The demand is already evident in the increased sales for mobile devices in 2020, despite limitations in the supply chain putting a squeeze on availability. It looks set to continue throughout 2021 and beyond. Half of cell phone owners (48%) and laptop owners (50%) stated they had consciously held off purchasing a new device during the pandemic. As a group, their devices are aging fast.
● One third of cell phones (37%) are more than a year old, and 11 percent are more than 3 years old (that’s 100M+ and 30M+ cell phones primed for upgrade).
● Laptops are even more aged with almost half (47%) being more than a year old and 14 percent being more than 3 years old (110M+ and 35M+ laptops primed for upgrade).
In the mobile category we see a lot of claimed brand loyalty. Seventy-eight percent of cell phone users claimed they are loyal to their current provider but would be willing to switch if prices increased too much. One-quarter of Apple users and two-thirds of LG users responded saying they are open to switching cell phone hardware providers. The opportunity to increase market share is even greater among laptop owners. Between a third of Apple users and almost three-quarters of HP and Dell users are open to switching laptop hardware providers.
When it comes to buying a new device, the top features a cell phone and laptop buyer are looking for are: a long battery life, the operating system (Android, iPhone IOS, Windows, Apple), brand reputation and speed. In order for cellphone and laptop providers to keep this loyalty it’s advantageous for these companies to analyze how consumers are using their phone and laptops. According to our survey results cellphones are used most for social media, food delivery, and streaming video. Laptops are most used for streaming video, social media, and online shopping.

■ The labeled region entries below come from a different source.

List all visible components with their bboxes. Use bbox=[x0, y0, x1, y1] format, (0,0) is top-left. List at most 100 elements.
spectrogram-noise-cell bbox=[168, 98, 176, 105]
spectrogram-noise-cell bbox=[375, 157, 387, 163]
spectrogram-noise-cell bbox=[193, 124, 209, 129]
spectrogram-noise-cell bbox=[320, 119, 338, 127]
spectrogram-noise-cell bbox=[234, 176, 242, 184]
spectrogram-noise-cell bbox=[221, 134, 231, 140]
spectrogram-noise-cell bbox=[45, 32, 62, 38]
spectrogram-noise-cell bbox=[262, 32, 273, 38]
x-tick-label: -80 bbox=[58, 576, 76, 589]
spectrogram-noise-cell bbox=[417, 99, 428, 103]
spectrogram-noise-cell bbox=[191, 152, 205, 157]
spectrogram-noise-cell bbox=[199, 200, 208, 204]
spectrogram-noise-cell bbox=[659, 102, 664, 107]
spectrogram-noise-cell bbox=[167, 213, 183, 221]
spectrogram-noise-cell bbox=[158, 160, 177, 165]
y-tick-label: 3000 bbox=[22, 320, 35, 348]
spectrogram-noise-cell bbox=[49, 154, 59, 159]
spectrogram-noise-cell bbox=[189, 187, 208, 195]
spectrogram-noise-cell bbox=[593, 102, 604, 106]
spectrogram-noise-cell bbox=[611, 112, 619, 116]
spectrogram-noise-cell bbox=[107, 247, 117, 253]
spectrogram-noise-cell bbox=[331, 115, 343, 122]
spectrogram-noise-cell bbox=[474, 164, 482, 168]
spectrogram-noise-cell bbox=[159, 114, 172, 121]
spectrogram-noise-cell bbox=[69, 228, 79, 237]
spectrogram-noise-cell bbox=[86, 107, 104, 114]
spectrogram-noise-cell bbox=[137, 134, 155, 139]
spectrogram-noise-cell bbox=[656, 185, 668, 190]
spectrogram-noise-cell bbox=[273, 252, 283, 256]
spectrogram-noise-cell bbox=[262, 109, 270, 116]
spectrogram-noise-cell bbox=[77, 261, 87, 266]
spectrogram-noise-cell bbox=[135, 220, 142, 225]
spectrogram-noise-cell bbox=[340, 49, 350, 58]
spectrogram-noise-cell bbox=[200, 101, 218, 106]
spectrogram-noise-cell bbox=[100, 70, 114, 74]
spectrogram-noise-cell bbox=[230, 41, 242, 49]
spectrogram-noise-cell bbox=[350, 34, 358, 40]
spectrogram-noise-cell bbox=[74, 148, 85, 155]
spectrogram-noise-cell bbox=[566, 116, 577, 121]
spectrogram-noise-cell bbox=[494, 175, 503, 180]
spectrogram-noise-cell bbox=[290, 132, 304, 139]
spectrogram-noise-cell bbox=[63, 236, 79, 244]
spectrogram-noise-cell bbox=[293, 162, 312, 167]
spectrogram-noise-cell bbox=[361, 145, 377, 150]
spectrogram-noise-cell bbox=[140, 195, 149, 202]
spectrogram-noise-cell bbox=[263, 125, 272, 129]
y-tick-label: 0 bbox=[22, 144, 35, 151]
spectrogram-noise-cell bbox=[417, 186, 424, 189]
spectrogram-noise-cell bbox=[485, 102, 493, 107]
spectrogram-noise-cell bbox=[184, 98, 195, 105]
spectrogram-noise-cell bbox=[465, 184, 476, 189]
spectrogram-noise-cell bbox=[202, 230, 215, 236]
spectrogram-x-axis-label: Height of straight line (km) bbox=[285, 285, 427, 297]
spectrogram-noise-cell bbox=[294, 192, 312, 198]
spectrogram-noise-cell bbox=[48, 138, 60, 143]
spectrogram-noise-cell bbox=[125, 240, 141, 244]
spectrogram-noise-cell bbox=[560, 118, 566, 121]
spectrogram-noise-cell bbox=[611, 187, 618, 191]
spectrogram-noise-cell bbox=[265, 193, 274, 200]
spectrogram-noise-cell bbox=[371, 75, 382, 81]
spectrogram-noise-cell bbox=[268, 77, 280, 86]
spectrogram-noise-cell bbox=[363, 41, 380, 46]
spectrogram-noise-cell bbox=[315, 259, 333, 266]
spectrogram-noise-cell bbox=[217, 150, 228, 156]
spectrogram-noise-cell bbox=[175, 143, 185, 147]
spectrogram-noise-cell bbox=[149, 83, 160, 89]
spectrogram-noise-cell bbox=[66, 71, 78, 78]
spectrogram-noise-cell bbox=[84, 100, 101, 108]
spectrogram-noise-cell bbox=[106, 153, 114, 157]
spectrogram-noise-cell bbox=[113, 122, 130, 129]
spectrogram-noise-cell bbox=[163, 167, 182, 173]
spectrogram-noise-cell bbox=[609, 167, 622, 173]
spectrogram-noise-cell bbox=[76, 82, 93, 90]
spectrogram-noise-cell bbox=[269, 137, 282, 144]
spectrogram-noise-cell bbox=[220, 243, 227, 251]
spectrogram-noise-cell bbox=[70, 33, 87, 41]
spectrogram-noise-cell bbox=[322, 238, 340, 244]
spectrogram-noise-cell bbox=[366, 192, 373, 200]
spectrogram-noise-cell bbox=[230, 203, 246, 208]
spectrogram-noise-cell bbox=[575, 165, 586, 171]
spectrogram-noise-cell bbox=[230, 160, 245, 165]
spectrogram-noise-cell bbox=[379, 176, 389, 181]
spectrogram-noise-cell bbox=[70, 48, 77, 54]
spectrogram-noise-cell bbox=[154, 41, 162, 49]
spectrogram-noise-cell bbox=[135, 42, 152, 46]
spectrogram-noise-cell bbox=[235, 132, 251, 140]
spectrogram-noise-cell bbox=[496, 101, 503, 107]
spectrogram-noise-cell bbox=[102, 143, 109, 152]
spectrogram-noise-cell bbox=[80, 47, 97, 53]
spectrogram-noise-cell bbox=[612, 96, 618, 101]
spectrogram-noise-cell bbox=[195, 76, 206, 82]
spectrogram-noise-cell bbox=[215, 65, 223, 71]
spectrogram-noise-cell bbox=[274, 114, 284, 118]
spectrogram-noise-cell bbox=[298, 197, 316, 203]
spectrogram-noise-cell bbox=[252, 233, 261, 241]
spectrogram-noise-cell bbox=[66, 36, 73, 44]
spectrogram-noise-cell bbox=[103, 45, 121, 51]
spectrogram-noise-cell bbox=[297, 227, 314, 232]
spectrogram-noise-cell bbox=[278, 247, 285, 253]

The coronavirus is permanently reshaping the way we live and work. Some of the behaviors developed in crisis — including wide-scale digital adoption — will outlast the pandemic. And mobile device sales will stay primed to meet increasing needs. This all means we will likely see a further surge in mobile apps that allow us to do more things remotely via our mobile devices.
Chris Hubble serves as CEO of market research and consumer insights agency Bastion db5. Before founding db5 in 2009, Chris served as Chief Executive Officer at Hall & Partners USA. Chris has 30+ years of experience in consumer insights with particular expertise in new product development, brand strategy, brand communications, and customer experience. He’s worked with over 50% of Fortune 500 clients. Bastion db5 has done work for Yahoo!, Verizon Media, and BuzzFeed.